Tablets absolutely stole the show at CES 2011. Just about every company had one. While the idea of a tablet may sound exciting, the majority of these were unfortunately poorly put together Android tablets. I shouldn’t discredit premium tablets such as the Dell Streak 7, the Samsung Galaxy Tab, and the Motorola Xoom, but the rest were an utter disaster.
It felt as though some companies had merely glued a screen, a battery back, a processor, and some memory together and loaded Android onto it thinking it would sell. Aside from a few brand-name tablets, the majority on the show floor were still running Android 2.0, 2.1, or 2.2. While those versions of Android aren’t necessarily bad, the OS was built for a phone unlike the upcoming tablet-optimized Honeycomb 3.0 which offers significant improvements. That caveat alone is the first reason not to buy a cheap Android tablet.

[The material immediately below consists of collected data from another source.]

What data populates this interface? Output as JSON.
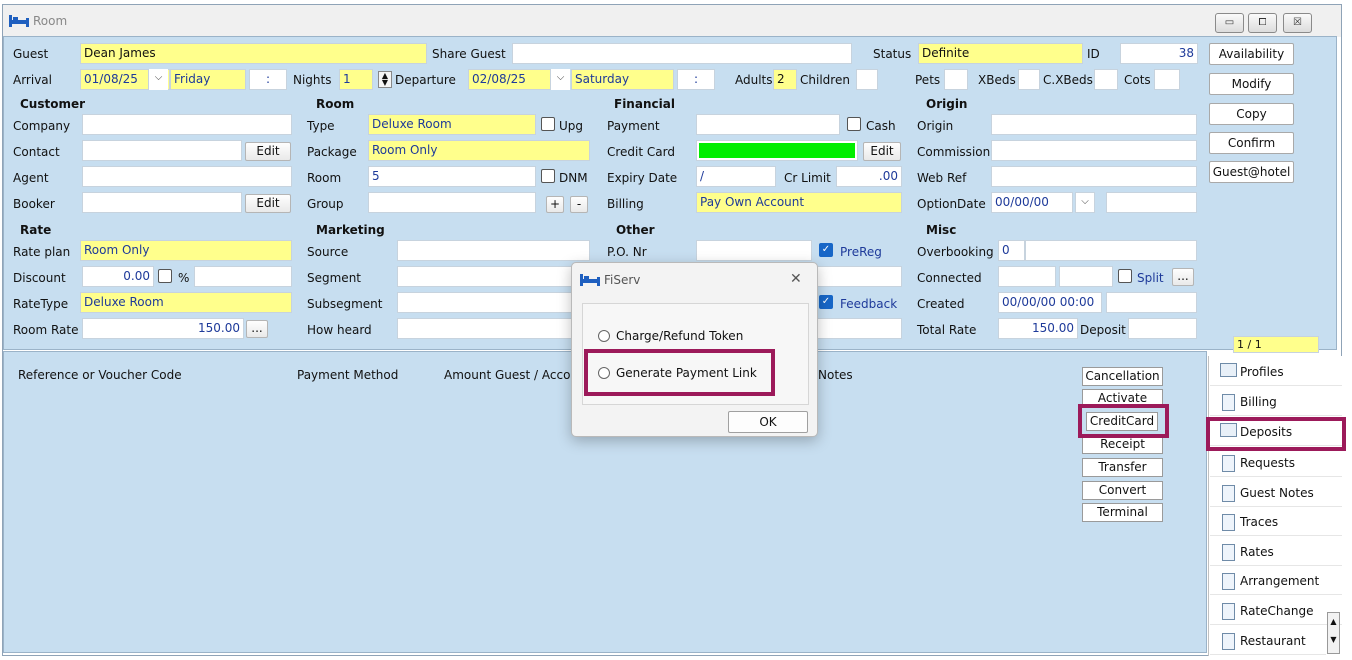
{
  "window": {
    "title": "Room",
    "min": "▭",
    "max": "⧠",
    "close": "☒"
  },
  "guest": {
    "guest_label": "Guest",
    "guest_value": "Dean James",
    "share_label": "Share Guest",
    "status_label": "Status",
    "status_value": "Definite",
    "id_label": "ID",
    "id_value": "38"
  },
  "arrival": {
    "arrival_label": "Arrival",
    "arrival_date": "01/08/25",
    "arrival_day": "Friday",
    "arrival_time": ":",
    "nights_label": "Nights",
    "nights_value": "1",
    "departure_label": "Departure",
    "departure_date": "02/08/25",
    "departure_day": "Saturday",
    "departure_time": ":",
    "adults_label": "Adults",
    "adults_value": "2",
    "children_label": "Children",
    "pets_label": "Pets",
    "xbeds_label": "XBeds",
    "cxbeds_label": "C.XBeds",
    "cots_label": "Cots"
  },
  "right_buttons": [
    "Availability",
    "Modify",
    "Copy",
    "Confirm",
    "Guest@hotel"
  ],
  "customer": {
    "header": "Customer",
    "company": "Company",
    "contact": "Contact",
    "agent": "Agent",
    "booker": "Booker",
    "edit": "Edit"
  },
  "room": {
    "header": "Room",
    "type_label": "Type",
    "type_value": "Deluxe Room",
    "upg": "Upg",
    "package_label": "Package",
    "package_value": "Room Only",
    "room_label": "Room",
    "room_value": "5",
    "dnm": "DNM",
    "group_label": "Group",
    "plus": "+",
    "minus": "-"
  },
  "financial": {
    "header": "Financial",
    "payment": "Payment",
    "cash": "Cash",
    "credit_card": "Credit Card",
    "edit": "Edit",
    "expiry": "Expiry Date",
    "expiry_value": "/",
    "cr_limit": "Cr Limit",
    "cr_limit_value": ".00",
    "billing": "Billing",
    "billing_value": "Pay Own Account"
  },
  "origin": {
    "header": "Origin",
    "origin": "Origin",
    "commission": "Commission",
    "webref": "Web Ref",
    "optiondate": "OptionDate",
    "optiondate_value": "00/00/00"
  },
  "rate": {
    "header": "Rate",
    "rateplan_label": "Rate plan",
    "rateplan_value": "Room Only",
    "discount_label": "Discount",
    "discount_value": "0.00",
    "pct": "%",
    "ratetype_label": "RateType",
    "ratetype_value": "Deluxe Room",
    "roomrate_label": "Room Rate",
    "roomrate_value": "150.00",
    "more": "..."
  },
  "marketing": {
    "header": "Marketing",
    "source": "Source",
    "segment": "Segment",
    "subsegment": "Subsegment",
    "howheard": "How heard"
  },
  "other": {
    "header": "Other",
    "po": "P.O. Nr",
    "prereg": "PreReg",
    "feedback": "Feedback"
  },
  "misc": {
    "header": "Misc",
    "overbooking": "Overbooking",
    "overbooking_value": "0",
    "connected": "Connected",
    "split": "Split",
    "more": "...",
    "created": "Created",
    "created_value": "00/00/00 00:00",
    "total_rate": "Total Rate",
    "total_rate_value": "150.00",
    "deposit": "Deposit",
    "pager": "1 / 1"
  },
  "table_headers": {
    "ref": "Reference or Voucher Code",
    "method": "Payment Method",
    "amount": "Amount Guest / Acco",
    "notes": "Notes"
  },
  "action_buttons": [
    "Cancellation",
    "Activate",
    "CreditCard",
    "Receipt",
    "Transfer",
    "Convert",
    "Terminal"
  ],
  "side_tabs": [
    "Profiles",
    "Billing",
    "Deposits",
    "Requests",
    "Guest Notes",
    "Traces",
    "Rates",
    "Arrangement",
    "RateChange",
    "Restaurant"
  ],
  "dialog": {
    "title": "FiServ",
    "close": "✕",
    "option1": "Charge/Refund Token",
    "option2": "Generate Payment Link",
    "ok": "OK"
  },
  "colors": {
    "highlight": "#9c1a5a",
    "panel": "#c7def0",
    "yellow": "#ffff8c",
    "green": "#00ee00"
  }
}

The next major issue I noticed was the lack of the official Google Marketplace on these tablets. Just about every company we ran into on the show floor, including Creative, admitted that their Android device was not yet approved for access to the Marketplace. Although most company spokespersons seemed optimistic that their device would get approved, I would not be surprised if it did not. There are many alternative ways to download Android apps, but the lack of an official central store makes for a confusing experience. I can only image customers buying an Android tablet and wondering why they can not access the Marketplace when their friends with a Galaxy Tab or Xoom can.

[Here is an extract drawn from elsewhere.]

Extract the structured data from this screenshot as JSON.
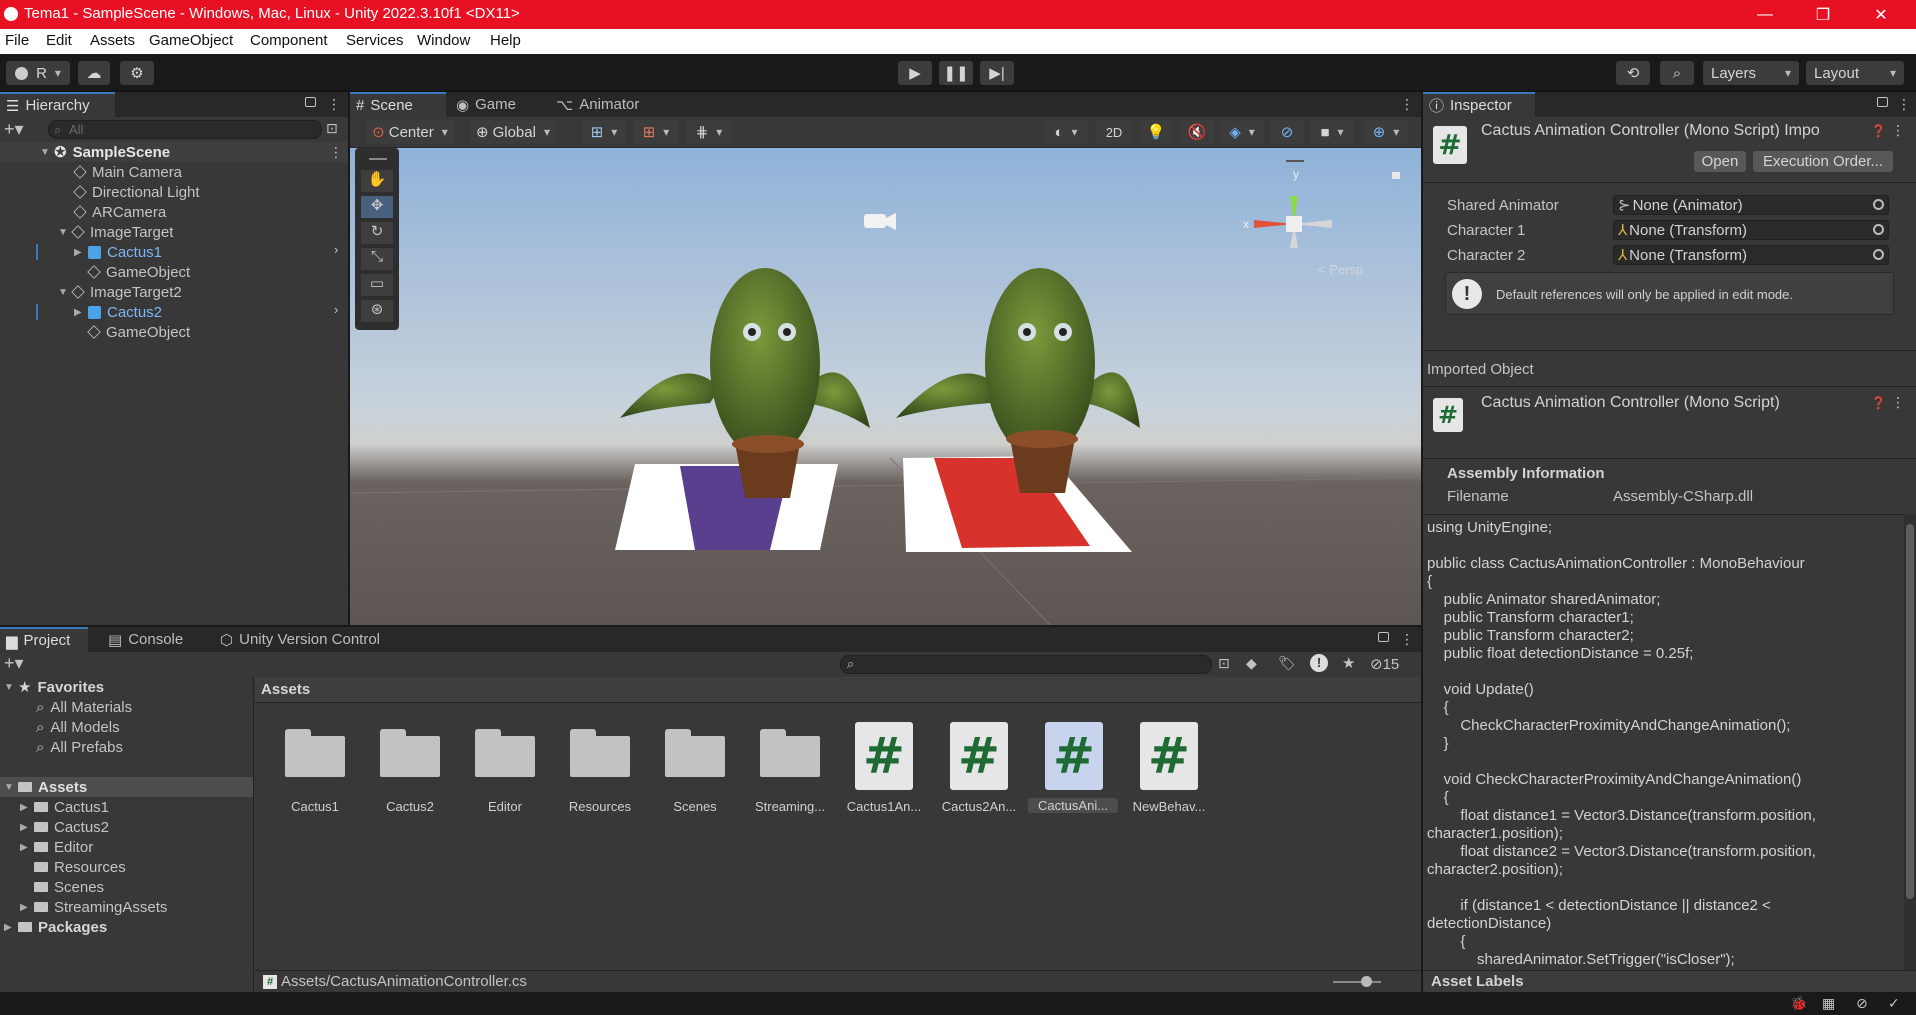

When I said the word “glued” to describe the build quality, I wasn’t kidding. Most of these tablets had cheap brittle plastic frames. Even an Etch-A-Sketch seems more durable in comparison to a few of these. On the other hand, the Apple iPad is a perfect mix of design and engineering. As for the software, people who end up with one of these will immediately realize that just because something runs on Android does not mean it is a quality product. The displays on these tablets looked horrible and the touch screens were incredibly unresponsive. Simply trying to drag down the notable Android notification bar or open the App drawer would take several attempts, often resulting in a crash.

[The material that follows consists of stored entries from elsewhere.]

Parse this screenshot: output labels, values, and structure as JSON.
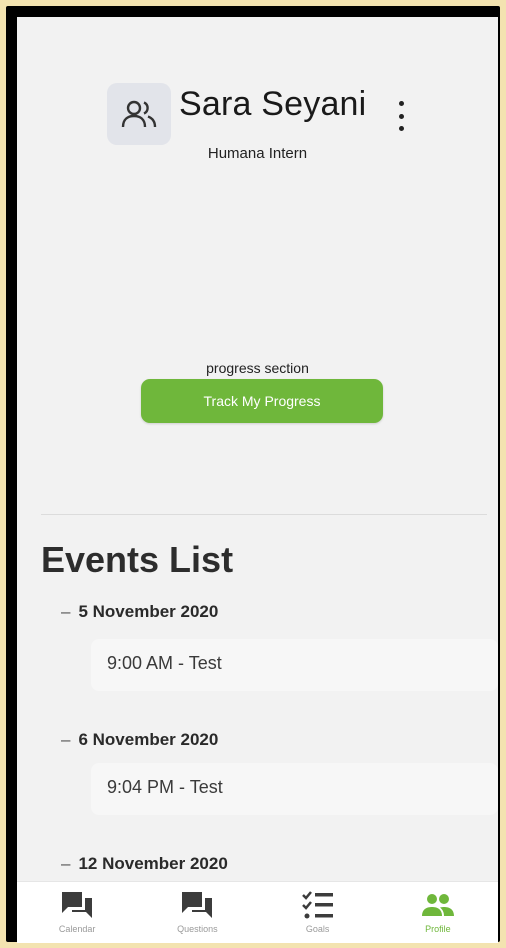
{
  "profile": {
    "name": "Sara Seyani",
    "role": "Humana Intern"
  },
  "progress": {
    "label": "progress section",
    "button_label": "Track My Progress"
  },
  "events": {
    "title": "Events List",
    "groups": [
      {
        "date": "5 November 2020",
        "items": [
          "9:00 AM - Test"
        ]
      },
      {
        "date": "6 November 2020",
        "items": [
          "9:04 PM - Test"
        ]
      },
      {
        "date": "12 November 2020",
        "items": []
      }
    ]
  },
  "nav": {
    "items": [
      {
        "label": "Calendar",
        "icon": "chat-bubbles-icon"
      },
      {
        "label": "Questions",
        "icon": "chat-bubbles-icon"
      },
      {
        "label": "Goals",
        "icon": "checklist-icon"
      },
      {
        "label": "Profile",
        "icon": "people-icon"
      }
    ],
    "active_index": 3
  },
  "colors": {
    "accent": "#6fb73b",
    "background": "#f2f2f2"
  }
}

At this rate, I would not be surprised if fast-food joints began selling their own Android tablets. I was honestly disgusted and frustrated to see the number of poorly designed offerings. I began to feel as though that these will truly hurt the Android brand. It was also more apparent than ever that these cheaper tablets, which probably do not follow Google’s guidelines, will further fragment the Android market. This issue annoys both companies and developers since it takes often takes extra code to ensure compatibility with each device. While some of those concerns are valid, I soon realized that these issues probably won’t pose too much of an issue in the long run.
The majority of consumers will always purchase tablets from reputable companies. For instance, there are thousands of MP3 players on the market, but most people buy the famous Apple iPod. Also, take a look at Microsoft’s famous Windows operating system. There are many high-end laptops and desktops available from companies like Dell Alienware, however there are an uncountable number of Windows machines from obscure companies. Some people will buy cheaper alternatives and some of those buyers will likely face odd software or hardware issues with their device. However those buyers only account for a small percentage of the Windows machines sold each year.
Looking forward, it is clear that companies such as Motorola and Samsung will only further accelerate innovation to distinguish their tablets from the cheaper alternatives. In addition, tablets tied to cellular contracts will almost always be of quality since carriers like Verizon put devices through rigorous testing before offering them to customers. As price points continue to drop and Google’s mobile OS continues to improve, I believe Android will eventually dominate the tablet market. As for the cheaper alternatives, there will always be a market for them, but you don’t have to buy one.